- Church: Catholic Church
- See: Apostolic Vicariate of Cape of Good Hope, Western District
- In office: 18 June 1862 – 29 January 1871
- Predecessor: Patrick Raymond Griffith
- Successor: John Leonard
- Other post: Titular Bishop of Antigonea (1860-1871)
- Previous posts: Coadjutor Vicar Apostolic of Cape of Good Hope, Western District (1860-1862)

Orders
- Ordination: 6 June 1846
- Consecration: 25 January 1861 by Paul Cullen

Personal details
- Born: 21 December 1821 Skerries, County Dublin, United Kingdom of Great Britain and Ireland
- Died: 29 January 1871 (aged 49)

= Thomas Grimley =

South African Bishop

Thomas Grimley (1821–1871) was an Irish-born priest and educator who served as Bishop of Cape Town, South Africa.

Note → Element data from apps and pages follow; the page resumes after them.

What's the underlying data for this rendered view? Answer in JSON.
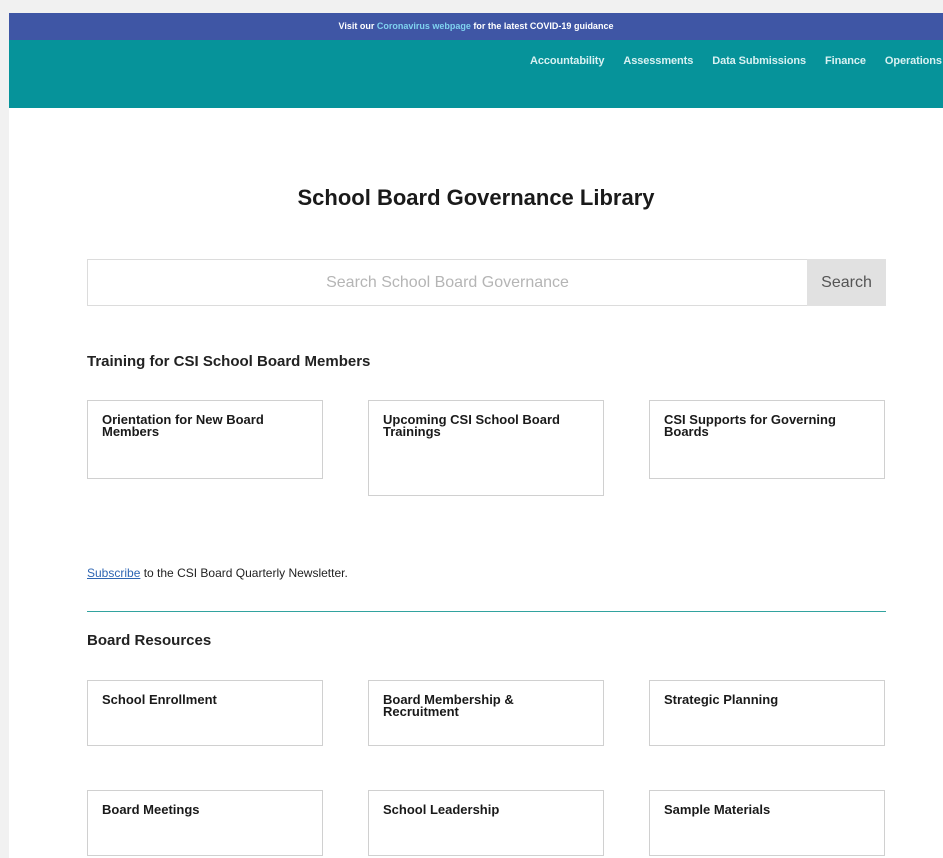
{
  "covid_banner": {
    "prefix": "Visit our ",
    "link": "Coronavirus webpage",
    "suffix": " for the latest COVID-19 guidance"
  },
  "nav": {
    "items": [
      "Accountability",
      "Assessments",
      "Data Submissions",
      "Finance",
      "Operations"
    ]
  },
  "page_title": "School Board Governance Library",
  "search": {
    "placeholder": "Search School Board Governance",
    "value": "",
    "button_label": "Search"
  },
  "training": {
    "heading": "Training for CSI School Board Members",
    "cards": [
      "Orientation for New Board Members",
      "Upcoming CSI School Board Trainings",
      "CSI Supports for Governing Boards"
    ]
  },
  "subscribe": {
    "link": "Subscribe",
    "text": " to the CSI Board Quarterly Newsletter."
  },
  "resources": {
    "heading": "Board Resources",
    "cards": [
      "School Enrollment",
      "Board Membership & Recruitment",
      "Strategic Planning",
      "Board Meetings",
      "School Leadership",
      "Sample Materials"
    ]
  },
  "colors": {
    "banner": "#3f56a5",
    "nav": "#06939a",
    "divider": "#32a39f",
    "link": "#2f66b3"
  }
}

Grimley was born in Skerries, County Dublin, in 1821. He was ordained in 1846 by Archbishop Paul Cullen and then worked as a curate at St Paul's, Arran Quay, Dublin.

In 1860 Grimley was ordained Titular Bishop of Antigonea and co-adjutor Bishop of Cape Town. In 1862 Vicar Apostolic of Cape of Good Hope, Western District, South Africa, succeeding Patrick Raymond Griffith OP, as bishop.

Grimley established many schools and churches in South Africa. The first school for the deaf was established in 1863 by the Irish Dominican order and Grimley and was known as the Dominican Grimley Institute for the Deaf.

Grimley attended the First Vatican Council in 1869.

He died in 1871. He was succeeded by another Irishman, John Leonard.